Ricardo Jorge Raineri Bernain (born 25 November 1961) is an economist, academic, researcher, consultant, and politician. On February 9, 2010, Chile's then President Sebastián Piñera nominated him to the Ministry of Energy.

==Biography==
Raineri completed his studies at the Adventist high school in Santiago, Chile. He went on to major in Business at the Pontifical Catholic University of Chile in 1987. He completed his Masters of Arts in 1991 and Ph.D. in 1993 at the University of Minnesota. His studies concentrated on industrial organization and regulation, and monetary economics.' He is married and the father of three children.

==Career==
Upon his return to his country Chile, Raineri joined the Department of Industrial Engineering and of the School of Engineering Systems at his Alma mater, the Pontifical Catholic University of Chile, as a professor and researcher.
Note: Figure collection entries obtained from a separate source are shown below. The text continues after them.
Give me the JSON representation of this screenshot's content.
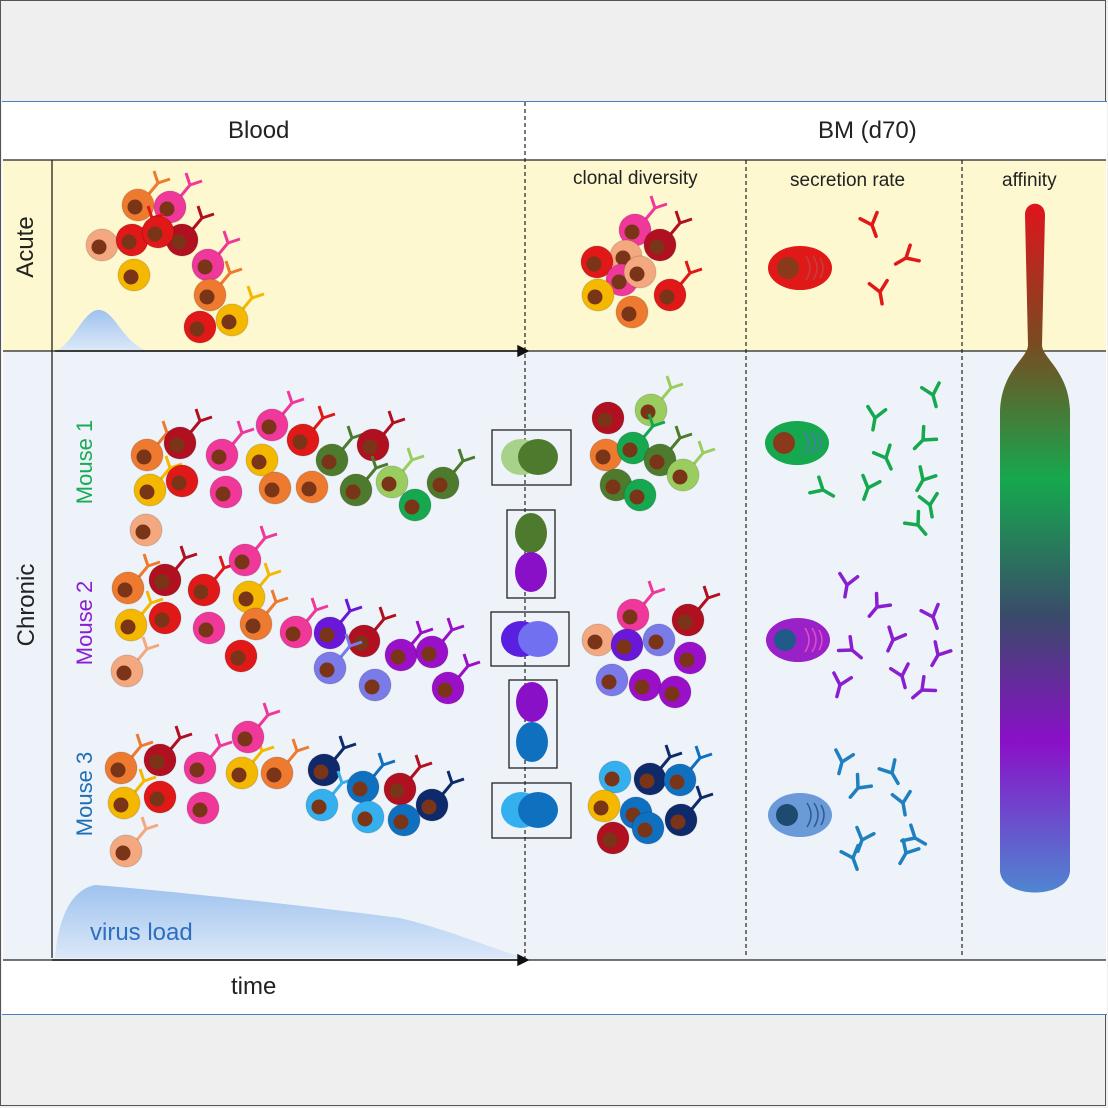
{
  "header": {
    "blood": "Blood",
    "bm": "BM (d70)"
  },
  "subheaders": {
    "clonal_diversity": "clonal diversity",
    "secretion_rate": "secretion rate",
    "affinity": "affinity"
  },
  "rows": {
    "acute": "Acute",
    "chronic": "Chronic"
  },
  "mice": [
    {
      "label": "Mouse 1",
      "color": "#1aaa55"
    },
    {
      "label": "Mouse 2",
      "color": "#8a1fd0"
    },
    {
      "label": "Mouse 3",
      "color": "#1f6fb2"
    }
  ],
  "curve_label": "virus load",
  "x_axis_label": "time",
  "colors": {
    "acute_bg": "#fdf8cf",
    "chronic_bg": "#eef3fa",
    "virus_fill": "#b9d3f2",
    "affinity_top": "#e0141e",
    "affinity_mid": "#16a84e",
    "affinity_low": "#8a10c8",
    "affinity_bottom": "#4f86d0"
  }
}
He would later become the director of the department between April 1998 and April 2002. He was also managing director and economic coordinator in the Department of Industrial Engineering and Systems between March 1994 and October 1995.

He collaborated with Sebastián Piñera as a coordinator in the area of energy of the group Tantauco.'

In 2012, he was appointed as alternate executive director of the World Bank Group representing Argentina, Bolivia, Chile, Paraguay, Peru, and Uruguay.

In 2012, he was elected by experts around the world for a period of two years as vice president for academic affairs of the International Association for Energy Economics. In 2014 was re-elected for a second two-year term (2015–16). In 2015 he was elected as IAEE president-elect for 2016 and as IAEE president for 2017.

==Politics==
On February 9, 2010, Chilean president Sebastián Piñera named him to his cabinet as Minister of Energy.

His achievements leading the Ministry of Energy were presented on Tuesday, January 5, 2011, in the Montt Varas Hall of the Palacio de La Moneda. In this public hearing, he highlighted community support projects, the promotion of non-conventional renewable energies, security of supply and energy efficiency, among others.